Notified bodies play significant role in approval of this
report. The guideline appendix A12 also describes guideline for Notified bodies.
Reviewing this guideline thus helps the team of CER and specifically Author or
team leader.
Common gaps found in CER:
Additional details needed in MDR: Manufacturing and supplier
steps, full analysis, results of testing included in technical file,
description on device compatibility and/or accessories.
Essential requirement checklist is to be updated to MDR
(Safety and performance requirement checklist like GSPR (General safety and
performance requirement) 13.1 and 13.2. IFU and labelling as per GSPR 23, GSPR
10.4 on hazardous substances like CMR substances (Carcinogenic, mutagenic or
toxic to reproduction)
CER must also include state of the art (SOTA) of the
relevant clinical field and assessment such as unmet clinical need to be met by
the device.
Since MDR has brought new dimension where Notified Bodies
look at the “latter in MDR” for clinical evaluation “to the latter” of MDDEV
2.7-1 rev 4. It is therefore suggested that writer should make direct
references to relevant sections in CER.
Another important aspect is equivalence if claimed, must be
addressed properly.

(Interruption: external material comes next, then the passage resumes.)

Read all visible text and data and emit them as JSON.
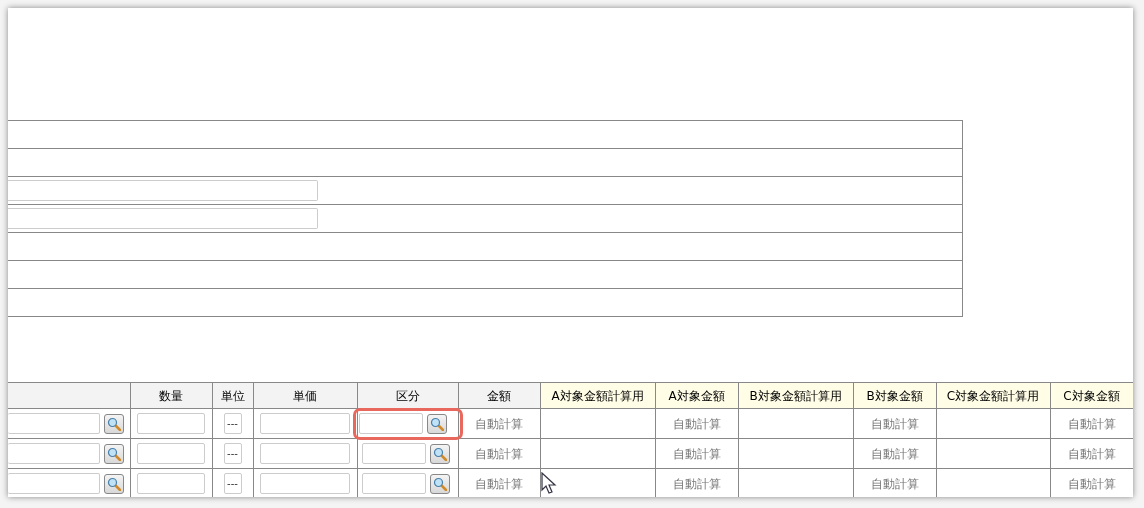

Such devices CER needs to review the evidence and provide
the argument to justify the claimed equivalence. MDR includes more detailed
discussion on equivalence apart from guideline MDDEV 2.7-1 rev 4. If any
difference exists between the device and device in equivalence must be
highlighted.
For all such needs it is also recommended to take the help
of CER consultants who can give various viewpoints on similar devices in the
market. Those manufacturers who are not familiar with compilation of all sections
of CER, must seek help from medical writer or CER consultants.